In a study conducted by Kato et al., ¹² dysarthria (70.6%) and ataxia (61.8%) were identified as predominant symptoms associated with MIE, which aligns with the findings in our study. Our patient exhibited non-specific symptoms such as an abnormal finger-to-nose test and dysarthria, which do not provide clear lateralization. However, the tendency to fall toward the right side suggests a higher possibility of right cerebellar hemisphere involvement compared to the left. It is worth noting that the MRI revealed high signal intensity in both dentate nuclei.

MRI plays an important role in both diagnosis and follow-up to see the resolution of signal changes. Following Ahmed’s study, many other cases have been published, demonstrating involvement of the bilateral dentate nucleus, dorsal pons, and midbrain.^13,14 These findings were demonstrated in our study as well. Hypertrophic changes in the bilateral inferior olivary nucleus were reported by Seok et al., ¹⁵ but they were not observed in our case. Similar to Seok’s findings, involvement of the right basal ganglia as well as the tectal part of the midbrain was noted in our case. MIE showing restricted diffusion due to cytotoxic effect in the corpus callosum was reported by Kim et al., ¹⁶ but no such findings were present in our case. DWI/ADC can help predict the viability of the involved tissue. Lower ADC values suggest a lower chance of reversibility upon drug discontinuation. ¹⁵

Certain differential diagnoses should be kept under consideration. Bilateral symmetrical hyperintense dentate nuclei can also be seen in maple syrup urine disease, methyl bromide intoxication, and enteroviral encephalitis. In our case, Maple syrup urine disease was ruled out due to the patient’s young age and the absence of a sweet odor. Methyl bromide intoxication was ruled out as there was no history of fumigant exposure. The possibility of the EV71 variant of enterovirus was considered, ¹⁷ but there were no outbreaks in the patient’s residential areas, and the absence of blisters and mucosal ulcers in our patient suggests a different diagnosis.

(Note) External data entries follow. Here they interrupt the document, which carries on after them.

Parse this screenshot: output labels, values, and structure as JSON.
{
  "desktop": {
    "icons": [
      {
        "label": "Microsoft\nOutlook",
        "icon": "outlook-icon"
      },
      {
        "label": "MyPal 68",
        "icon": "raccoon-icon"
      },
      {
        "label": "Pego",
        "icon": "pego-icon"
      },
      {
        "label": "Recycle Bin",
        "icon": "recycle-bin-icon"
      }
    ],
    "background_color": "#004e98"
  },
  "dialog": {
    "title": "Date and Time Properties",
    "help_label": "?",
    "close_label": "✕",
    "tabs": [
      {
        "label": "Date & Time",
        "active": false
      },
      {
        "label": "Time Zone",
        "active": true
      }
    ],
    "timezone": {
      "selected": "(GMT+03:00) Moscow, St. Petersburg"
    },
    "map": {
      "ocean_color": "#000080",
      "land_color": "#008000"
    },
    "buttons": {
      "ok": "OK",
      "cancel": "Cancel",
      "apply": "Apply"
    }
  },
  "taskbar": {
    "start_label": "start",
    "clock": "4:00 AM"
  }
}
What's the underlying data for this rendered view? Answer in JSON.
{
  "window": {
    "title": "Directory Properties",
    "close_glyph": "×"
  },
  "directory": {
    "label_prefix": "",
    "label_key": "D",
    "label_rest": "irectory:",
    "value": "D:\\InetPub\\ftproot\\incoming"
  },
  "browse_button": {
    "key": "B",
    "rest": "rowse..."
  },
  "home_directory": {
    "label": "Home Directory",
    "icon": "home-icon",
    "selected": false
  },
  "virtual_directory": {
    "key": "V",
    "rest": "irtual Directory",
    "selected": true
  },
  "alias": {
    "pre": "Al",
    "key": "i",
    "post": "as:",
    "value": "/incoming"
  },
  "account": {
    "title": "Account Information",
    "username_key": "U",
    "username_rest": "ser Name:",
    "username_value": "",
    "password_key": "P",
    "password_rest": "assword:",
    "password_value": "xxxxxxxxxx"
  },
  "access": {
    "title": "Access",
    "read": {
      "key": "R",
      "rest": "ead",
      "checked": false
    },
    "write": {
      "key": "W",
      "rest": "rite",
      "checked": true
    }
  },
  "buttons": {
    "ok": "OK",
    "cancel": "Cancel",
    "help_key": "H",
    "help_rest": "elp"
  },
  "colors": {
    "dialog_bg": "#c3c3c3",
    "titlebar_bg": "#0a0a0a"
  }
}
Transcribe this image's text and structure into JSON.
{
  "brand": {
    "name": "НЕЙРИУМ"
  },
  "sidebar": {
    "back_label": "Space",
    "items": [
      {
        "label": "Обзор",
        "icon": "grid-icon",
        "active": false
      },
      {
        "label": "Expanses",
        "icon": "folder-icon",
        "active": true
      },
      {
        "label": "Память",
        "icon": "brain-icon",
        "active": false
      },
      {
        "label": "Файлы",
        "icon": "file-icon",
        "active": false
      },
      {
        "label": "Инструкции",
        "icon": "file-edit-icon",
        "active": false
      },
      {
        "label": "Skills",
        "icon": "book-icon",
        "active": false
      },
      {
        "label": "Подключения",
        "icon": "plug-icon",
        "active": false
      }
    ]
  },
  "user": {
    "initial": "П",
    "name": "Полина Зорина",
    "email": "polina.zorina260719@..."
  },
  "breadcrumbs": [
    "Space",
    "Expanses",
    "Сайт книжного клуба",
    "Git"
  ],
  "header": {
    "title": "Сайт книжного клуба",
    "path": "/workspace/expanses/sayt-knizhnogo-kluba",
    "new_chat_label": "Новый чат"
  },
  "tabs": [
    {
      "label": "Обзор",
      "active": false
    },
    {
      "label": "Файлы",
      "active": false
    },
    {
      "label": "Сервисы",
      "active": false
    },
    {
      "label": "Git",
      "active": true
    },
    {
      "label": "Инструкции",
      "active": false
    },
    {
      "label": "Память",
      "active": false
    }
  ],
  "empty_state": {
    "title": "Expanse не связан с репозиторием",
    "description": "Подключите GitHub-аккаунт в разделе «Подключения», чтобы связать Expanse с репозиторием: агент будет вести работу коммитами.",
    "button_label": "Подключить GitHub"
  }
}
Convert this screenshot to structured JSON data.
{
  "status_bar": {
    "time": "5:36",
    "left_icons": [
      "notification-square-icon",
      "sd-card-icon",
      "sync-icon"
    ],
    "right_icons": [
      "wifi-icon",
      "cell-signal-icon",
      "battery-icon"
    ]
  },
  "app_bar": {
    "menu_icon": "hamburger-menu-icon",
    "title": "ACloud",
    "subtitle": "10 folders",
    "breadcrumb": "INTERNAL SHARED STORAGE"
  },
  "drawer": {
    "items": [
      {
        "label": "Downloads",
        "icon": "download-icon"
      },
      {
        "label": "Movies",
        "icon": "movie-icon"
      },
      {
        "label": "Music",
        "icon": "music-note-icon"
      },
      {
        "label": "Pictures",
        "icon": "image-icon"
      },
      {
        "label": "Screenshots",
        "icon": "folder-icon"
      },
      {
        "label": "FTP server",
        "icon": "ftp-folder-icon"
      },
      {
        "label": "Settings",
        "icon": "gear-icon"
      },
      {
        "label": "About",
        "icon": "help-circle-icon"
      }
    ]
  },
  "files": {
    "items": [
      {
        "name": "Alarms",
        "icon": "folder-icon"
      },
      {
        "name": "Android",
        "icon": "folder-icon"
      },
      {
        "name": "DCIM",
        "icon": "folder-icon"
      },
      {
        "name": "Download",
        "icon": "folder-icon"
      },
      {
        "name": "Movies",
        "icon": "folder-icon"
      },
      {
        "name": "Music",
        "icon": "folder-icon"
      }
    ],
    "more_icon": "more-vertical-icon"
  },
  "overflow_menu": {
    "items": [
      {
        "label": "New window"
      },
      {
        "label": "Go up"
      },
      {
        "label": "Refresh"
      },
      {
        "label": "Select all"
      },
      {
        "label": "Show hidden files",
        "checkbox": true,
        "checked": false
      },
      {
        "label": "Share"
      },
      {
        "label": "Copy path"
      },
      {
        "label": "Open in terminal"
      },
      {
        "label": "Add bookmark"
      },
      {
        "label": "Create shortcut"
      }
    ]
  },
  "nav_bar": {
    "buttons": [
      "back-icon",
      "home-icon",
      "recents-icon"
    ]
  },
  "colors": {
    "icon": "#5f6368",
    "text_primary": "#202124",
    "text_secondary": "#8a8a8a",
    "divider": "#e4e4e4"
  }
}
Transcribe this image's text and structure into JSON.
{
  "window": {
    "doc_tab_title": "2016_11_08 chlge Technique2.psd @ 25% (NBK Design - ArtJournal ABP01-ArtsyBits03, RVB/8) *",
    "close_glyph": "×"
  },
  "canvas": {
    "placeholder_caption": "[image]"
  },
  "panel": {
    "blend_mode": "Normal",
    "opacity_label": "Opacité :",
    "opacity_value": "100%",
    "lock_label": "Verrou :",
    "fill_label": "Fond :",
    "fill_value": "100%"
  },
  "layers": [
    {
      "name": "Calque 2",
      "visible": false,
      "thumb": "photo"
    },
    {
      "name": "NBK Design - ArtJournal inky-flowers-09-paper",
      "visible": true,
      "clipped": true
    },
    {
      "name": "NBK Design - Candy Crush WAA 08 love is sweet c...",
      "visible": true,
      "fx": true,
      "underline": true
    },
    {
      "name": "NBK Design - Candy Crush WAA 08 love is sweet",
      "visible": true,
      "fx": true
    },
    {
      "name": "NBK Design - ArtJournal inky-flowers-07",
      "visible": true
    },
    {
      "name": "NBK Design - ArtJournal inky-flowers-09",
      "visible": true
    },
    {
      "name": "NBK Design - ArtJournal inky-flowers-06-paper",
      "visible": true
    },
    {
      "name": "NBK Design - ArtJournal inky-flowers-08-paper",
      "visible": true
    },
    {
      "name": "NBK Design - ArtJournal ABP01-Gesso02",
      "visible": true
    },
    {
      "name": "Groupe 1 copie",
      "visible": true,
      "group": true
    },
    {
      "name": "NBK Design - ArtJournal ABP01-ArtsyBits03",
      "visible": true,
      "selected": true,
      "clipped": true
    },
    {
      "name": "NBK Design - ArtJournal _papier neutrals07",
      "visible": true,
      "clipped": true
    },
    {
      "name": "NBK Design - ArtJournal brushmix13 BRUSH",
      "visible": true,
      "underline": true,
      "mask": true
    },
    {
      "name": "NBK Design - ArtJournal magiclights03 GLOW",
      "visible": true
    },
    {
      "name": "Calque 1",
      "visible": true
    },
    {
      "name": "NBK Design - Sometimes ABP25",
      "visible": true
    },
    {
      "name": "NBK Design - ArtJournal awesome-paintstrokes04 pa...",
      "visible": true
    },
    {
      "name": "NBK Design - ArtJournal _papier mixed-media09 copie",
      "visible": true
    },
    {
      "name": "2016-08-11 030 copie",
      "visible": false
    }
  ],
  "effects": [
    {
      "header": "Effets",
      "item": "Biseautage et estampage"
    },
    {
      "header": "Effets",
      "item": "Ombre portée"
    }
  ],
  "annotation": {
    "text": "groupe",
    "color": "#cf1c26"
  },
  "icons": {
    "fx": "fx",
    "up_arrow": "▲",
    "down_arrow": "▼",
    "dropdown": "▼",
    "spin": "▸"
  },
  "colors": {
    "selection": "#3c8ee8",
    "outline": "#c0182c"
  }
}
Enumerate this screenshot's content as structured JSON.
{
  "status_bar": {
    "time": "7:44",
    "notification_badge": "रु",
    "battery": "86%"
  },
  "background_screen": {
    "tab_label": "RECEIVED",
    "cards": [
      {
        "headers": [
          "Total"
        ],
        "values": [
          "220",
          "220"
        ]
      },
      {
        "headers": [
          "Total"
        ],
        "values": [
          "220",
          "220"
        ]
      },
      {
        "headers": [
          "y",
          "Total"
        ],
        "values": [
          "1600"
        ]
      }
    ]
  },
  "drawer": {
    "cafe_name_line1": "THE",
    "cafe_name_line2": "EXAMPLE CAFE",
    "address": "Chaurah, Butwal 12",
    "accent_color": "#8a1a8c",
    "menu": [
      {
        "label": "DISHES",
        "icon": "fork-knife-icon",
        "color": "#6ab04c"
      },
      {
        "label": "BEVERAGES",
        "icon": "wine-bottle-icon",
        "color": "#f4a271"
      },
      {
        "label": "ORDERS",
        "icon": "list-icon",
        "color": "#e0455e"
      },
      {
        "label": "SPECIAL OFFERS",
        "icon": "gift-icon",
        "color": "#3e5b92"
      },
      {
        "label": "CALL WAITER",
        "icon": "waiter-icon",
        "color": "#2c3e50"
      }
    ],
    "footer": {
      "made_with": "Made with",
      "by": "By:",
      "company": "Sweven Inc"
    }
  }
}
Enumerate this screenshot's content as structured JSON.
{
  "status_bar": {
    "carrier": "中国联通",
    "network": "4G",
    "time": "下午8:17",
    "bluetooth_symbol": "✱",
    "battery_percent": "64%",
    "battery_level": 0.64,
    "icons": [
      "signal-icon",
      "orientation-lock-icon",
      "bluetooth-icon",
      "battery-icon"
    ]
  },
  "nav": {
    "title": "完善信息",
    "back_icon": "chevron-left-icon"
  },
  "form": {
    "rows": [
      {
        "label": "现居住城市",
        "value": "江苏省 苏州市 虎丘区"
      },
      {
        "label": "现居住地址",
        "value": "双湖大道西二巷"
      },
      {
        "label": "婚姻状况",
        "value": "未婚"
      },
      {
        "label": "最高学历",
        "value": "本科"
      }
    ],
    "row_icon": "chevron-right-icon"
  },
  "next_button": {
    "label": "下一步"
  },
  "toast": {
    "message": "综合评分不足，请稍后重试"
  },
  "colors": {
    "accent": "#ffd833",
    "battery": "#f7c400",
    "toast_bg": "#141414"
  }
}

Heat stroke can involve the cerebellum, but the internal capsule is the predominantly affected site. ¹⁸

The diagnosis of MIE can be made by combining MRI with clinical findings, treatment history, and resolution of clinical and imaging findings upon drug cessation. ⁶ Thus, metronidazole should always be used with proper monitoring when higher doses or prolonged duration of treatment are required, and close clinical observation should be done.

Conclusion

MRI is an essential imaging modality for diagnosing suspected MIE, as it exhibits a distinct and characteristic feature of bilateral symmetrical high signal intensity in the dentate nuclei. Considering the patient’s history of metronidazole usage, it is imperative for the radiologist to promptly notify the referring physician. It is crucial to exercise caution and prudence when prescribing metronidazole, ensuring awareness of its potential neurotoxic effects.